How to meet Central Bank requirements using outsourced infrastructure
June 5, 2025

When a company decides to offer financial services — opening accounts, operating Pix, issuing cards, custodizing assets, or moving funds — it enters a regulated territory. And in that territory, the Central Bank of Brazil is not just a regulator: it is the arbiter, the operator of the system, and the final validation instance.
The question is: how to meet these requirements without effectively becoming a bank?
This is where outsourced infrastructure comes in — not as a shortcut, but as an operational model based on delegation, shared responsibility, and technical transparency.
What does Bacen expect from those who offer financial services?
The Central Bank does not require every company to be a financial institution. But it does require any company offering structural financial services (such as accounts, transactions, intermediation, custodianship, issuance, etc.) to be integrated into a regulated, auditable, and traceable model.
In practical terms, this involves:
KYC, AML/CFT, and transaction monitoring
Segregated balances and bank reconciliation
Indirect or direct participation in the SPB (Brazilian Payment System)
Traceability of orders and real-time records
Generation of statements, regulatory reports, and auditable logs
For most fintechs and platforms, building this from scratch is impractical — technically and legally.
The role of outsourced infrastructure
An infrastructure like Azify's acts as a connection mechanism between your product and the Brazilian regulatory system. This means:
Azify's banking engine (Maestro) is already structured to generate logs, segregated balances, and reports required by Bacen.
The embedded compliance (Compliance Engine) integrates KYC validations, risk control, AML, and user scoring — all via API, with auditable logic.
The account, even when operated on your front, is technically backed by a regulated structure.
You provide the service. Azify ensures it runs on a foundation that withstands auditing.

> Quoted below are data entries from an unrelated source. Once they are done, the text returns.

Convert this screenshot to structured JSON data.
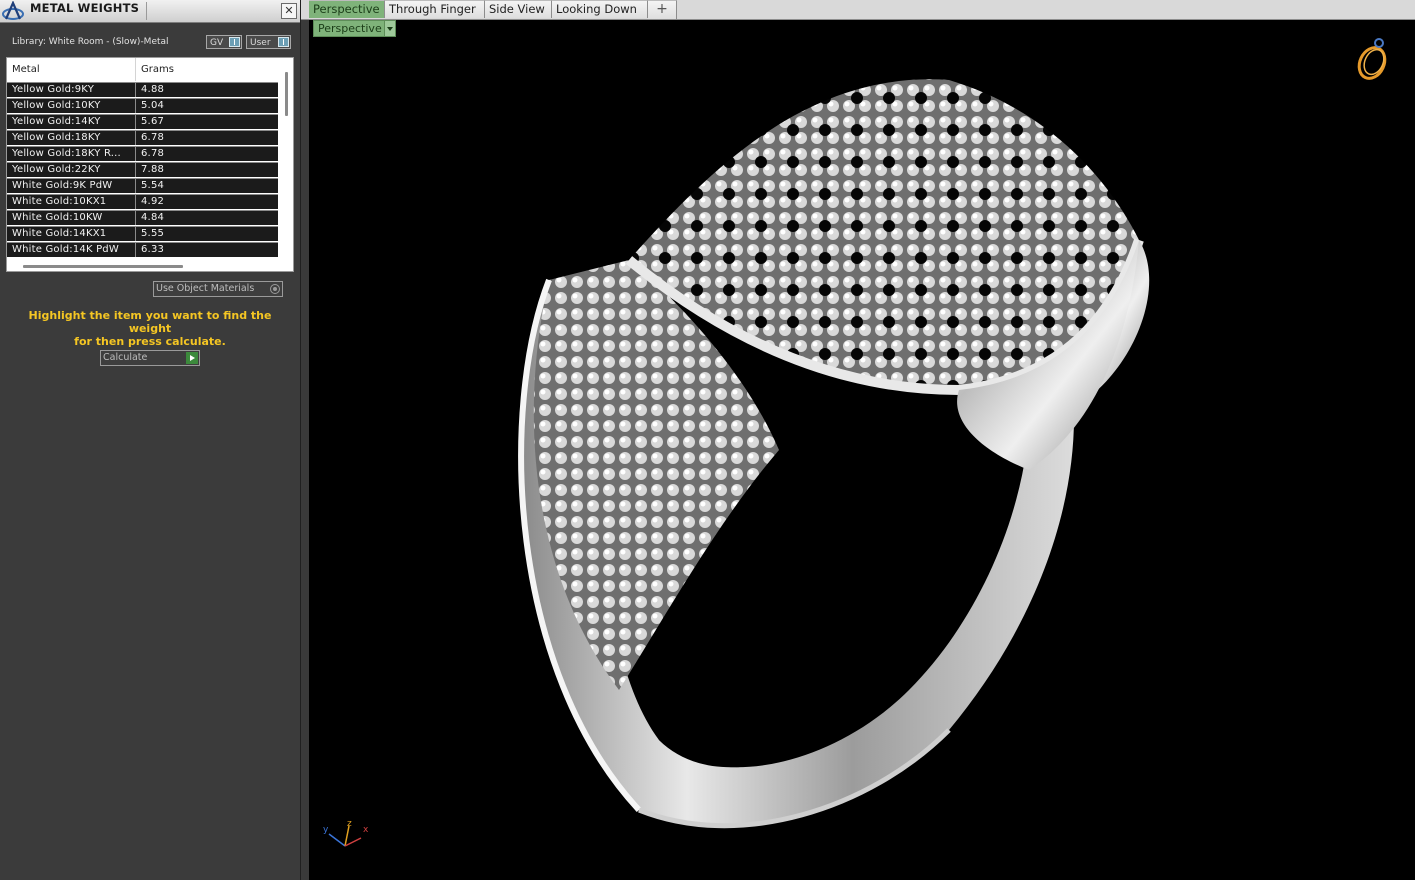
{
  "panel": {
    "title": "METAL WEIGHTS",
    "close_glyph": "✕",
    "library_label": "Library: White Room - (Slow)-Metal",
    "toggle_gv": "GV",
    "toggle_user": "User",
    "table": {
      "headers": [
        "Metal",
        "Grams"
      ],
      "rows": [
        {
          "metal": "Yellow Gold:9KY",
          "grams": "4.88"
        },
        {
          "metal": "Yellow Gold:10KY",
          "grams": "5.04"
        },
        {
          "metal": "Yellow Gold:14KY",
          "grams": "5.67"
        },
        {
          "metal": "Yellow Gold:18KY",
          "grams": "6.78"
        },
        {
          "metal": "Yellow Gold:18KY R...",
          "grams": "6.78"
        },
        {
          "metal": "Yellow Gold:22KY",
          "grams": "7.88"
        },
        {
          "metal": "White Gold:9K PdW",
          "grams": "5.54"
        },
        {
          "metal": "White Gold:10KX1",
          "grams": "4.92"
        },
        {
          "metal": "White Gold:10KW",
          "grams": "4.84"
        },
        {
          "metal": "White Gold:14KX1",
          "grams": "5.55"
        },
        {
          "metal": "White Gold:14K PdW",
          "grams": "6.33"
        }
      ]
    },
    "use_object_materials": "Use Object Materials",
    "hint_line1": "Highlight the item you want to find the weight",
    "hint_line2": "for then press calculate.",
    "calculate_label": "Calculate",
    "hint_color": "#f5c623"
  },
  "tabs": {
    "items": [
      "Perspective",
      "Through Finger",
      "Side View",
      "Looking Down"
    ],
    "active": "Perspective",
    "add_glyph": "+"
  },
  "viewport": {
    "view_dropdown": "Perspective",
    "axis_labels": {
      "x": "x",
      "y": "y",
      "z": "z"
    },
    "active_color": "#7fb37a",
    "background": "#000000"
  }
}
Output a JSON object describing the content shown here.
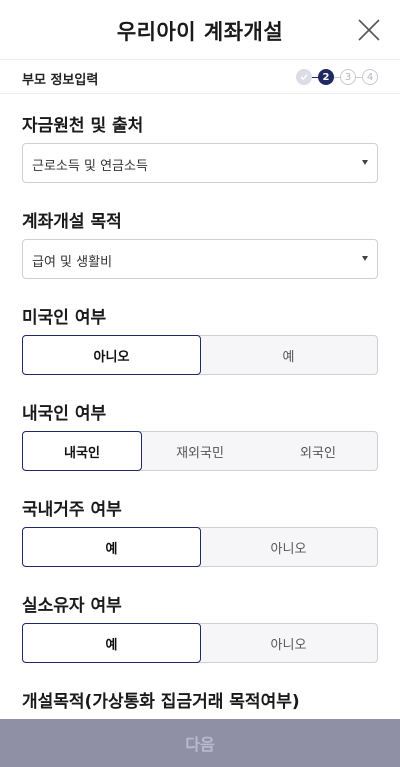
{
  "header": {
    "title": "우리아이 계좌개설",
    "close_icon": "close-icon"
  },
  "stepbar": {
    "label": "부모 정보입력",
    "steps": [
      {
        "label": "",
        "state": "done",
        "icon": "check-icon"
      },
      {
        "label": "2",
        "state": "active"
      },
      {
        "label": "3",
        "state": "todo"
      },
      {
        "label": "4",
        "state": "todo"
      }
    ]
  },
  "fund_source": {
    "title": "자금원천 및 출처",
    "value": "근로소득 및 연금소득"
  },
  "purpose": {
    "title": "계좌개설 목적",
    "value": "급여 및 생활비"
  },
  "us_person": {
    "title": "미국인 여부",
    "options": [
      "아니오",
      "예"
    ],
    "selected": 0
  },
  "nationality": {
    "title": "내국인 여부",
    "options": [
      "내국인",
      "재외국민",
      "외국인"
    ],
    "selected": 0
  },
  "residence": {
    "title": "국내거주 여부",
    "options": [
      "예",
      "아니오"
    ],
    "selected": 0
  },
  "beneficial_owner": {
    "title": "실소유자 여부",
    "options": [
      "예",
      "아니오"
    ],
    "selected": 0
  },
  "account_purpose_vasp": {
    "title": "개설목적(가상통화 집금거래 목적여부)"
  },
  "next_button": {
    "label": "다음"
  },
  "colors": {
    "accent": "#1f2a63",
    "button_disabled": "#8f90a6"
  }
}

Shared responsibility ≠ diluted irresponsibility
Using outsourced infrastructure does not exempt your company from regulatory responsibility — but it changes the type of responsibility.
You remain responsible for:
The experience you deliver to the customer
The clarity of the information provided
The registration flow, UX, and business logic
But you do not need to implement or maintain:
Reconciliation systems compatible with Bacen
Anti-money laundering policies
Infrastructure for connecting with SPI, STR, COMPE
Control of accounting vs. operational balance
This model reduces operational, legal, and reputational risk, while accelerating go-to-market.
Why trust? Because what is at stake is traceable
At Azify, every transaction, every account opening, every validation goes through systems that have been designed from the start to comply with Central Bank regulations. This means:
Structured and versioned logs
Traceable webhooks
Reports ready for compliance and auditing
Testing environment (Provabank) compatible with regulatory scenarios
You do not depend on trust in the partner. You depend on data, auditing, and structure.
Operating with freedom requires structure
Meeting Central Bank requirements is not a choice, but the way you comply could be.
You can build everything — and lock your team into parallel journeys.
Or you can focus on what creates value for your customer, while a regulated infrastructure takes care of the rest.
Azify's role is clear: we take responsibility for the structure, so you can take responsibility for the experience.